Three years later, Buck described Kirk Gibson's improbable pinch homer that won Game One of the World Series by saying, "I don't believe what I just saw."
Buck's broadcasting skills took him into other sports. He handled the first telecast of the American Football League and also was the long-time radio play-by-play man for Monday Night Football. In 1967, he called the famous "Ice Bowl" NFL championship game between Dallas and Green Bay for CBS-TV.
Buck also was known for his terse wit. Bob Costas often tells the story of when he first met Buck at KMOX. When Buck found out Costas was just 22 years old, he cracked, "Kid, I've got ties older than you."
Buck also had a somewhat embarrassing moment at the end of Game Four of the 1991 World Series, where he called a play at the plate an out that actually was the winning run scoring safely.
Two games later, however, he atoned when he followed Kirby Puckett's game-winning homer that forced a seventh game with, "We'll see you all tomorrow night."

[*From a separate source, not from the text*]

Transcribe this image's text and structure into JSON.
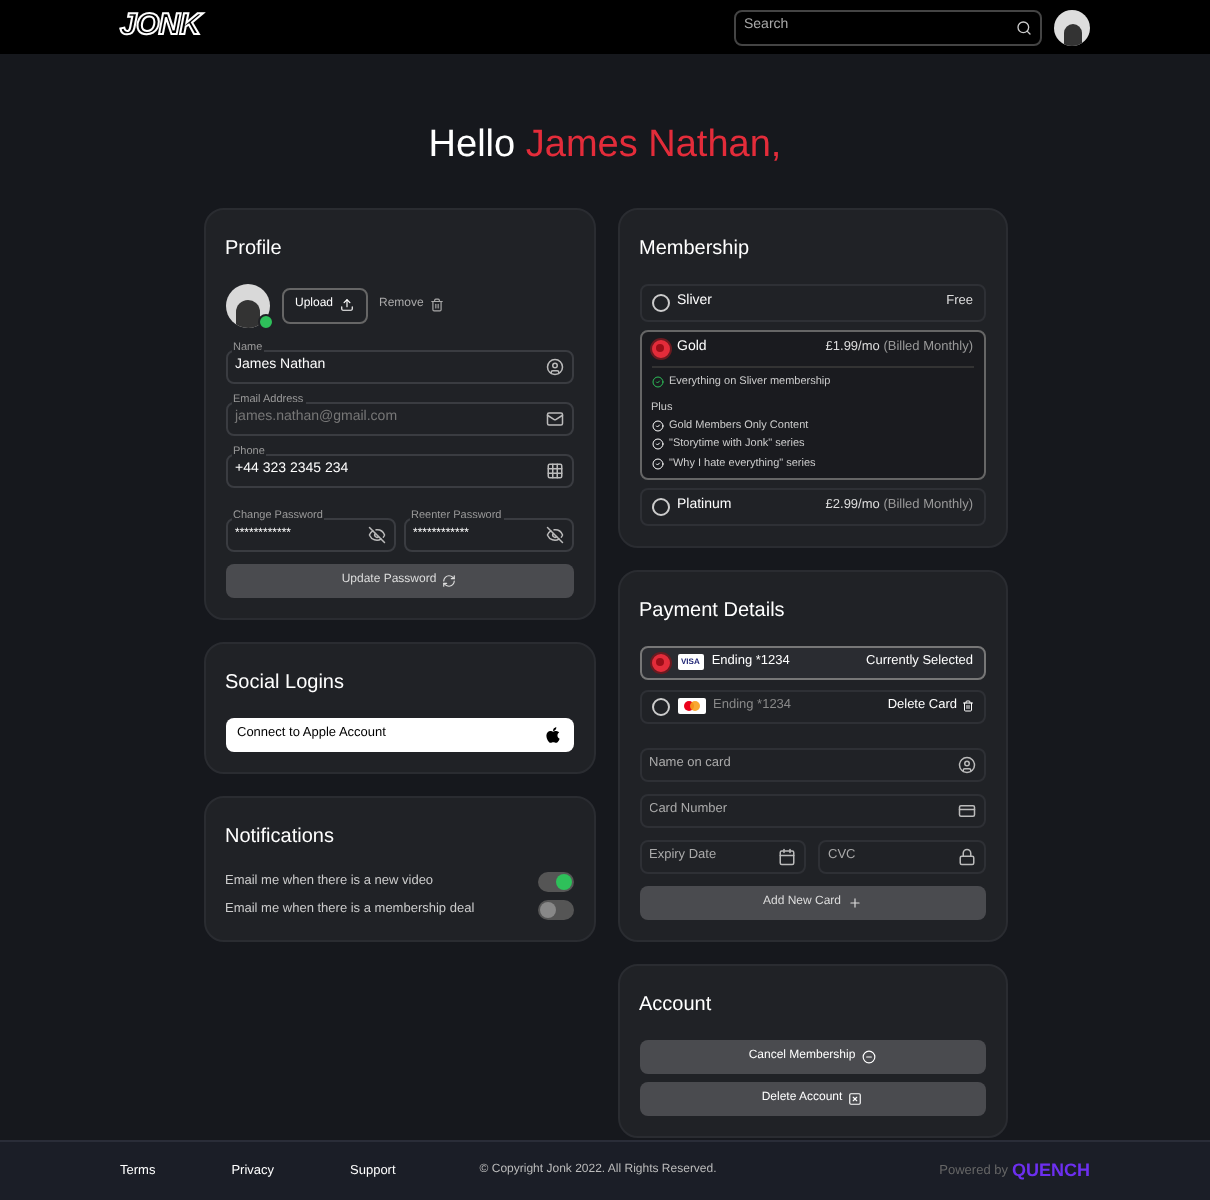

Perhaps Buck's most famous pairing was with Harry Caray from 1954-69. Ironically, Caray had wanted the Cardinals to pair him with Chick Hearn instead of Buck. Hearn went on to become the play-by-play man for the Los Angeles Lakers.
Caray was fired in 1969 and former Cardinal Mike Shannon joined Buck three years later. They worked together in some capacity for 29 seasons.
When Harry and I were doing the games together, we were as good as a team as there ever was," Buck said in his autobiography "Jack Buck: That's a Winner." "His style and mine were so different that it made for a balanced broadcast. The way we approached the job, with the interest and love both of us had for the game, made our work kind of special."
Buck was part of the Cardinals broadcast team for every season from 1954-2001, with the exceptions of 1960 and '76, when he did a TV show for NBC, "Grandstand," working with a then-unknown co-host named Bryant Gumbel.
He also was the radio voice of Monday Night Football for CBS from 1978-1996, working with former NFL coach Hank Stram. The pair did 16 Super Bowl broadcasts and Buck's total of 17 Super Bowls is the most of any announcer. He received the Pete Rozelle Award from the Pro Football Hall of Fame in 1996.
He had worked at KMOX Radio since 1960, and was the original host of "At Your Service," a program credited as the beginning of talk radio. One of his first guests was former First Lady Eleanor D. Roosevelt.
Among his civic accomplishments was being campaign chairman for the St. Louis chapter of the Cystic Fibrosis Foundation for more than 30 years. He helped raise more than $30 million for that cause.
Buck is survived by his first wife, Alyce, and their six children -- Beverely, Jack Jr., Christine, Bonie, Betsy and Danny -- and by his second wife, Carole, and their two children, Joe and Julie.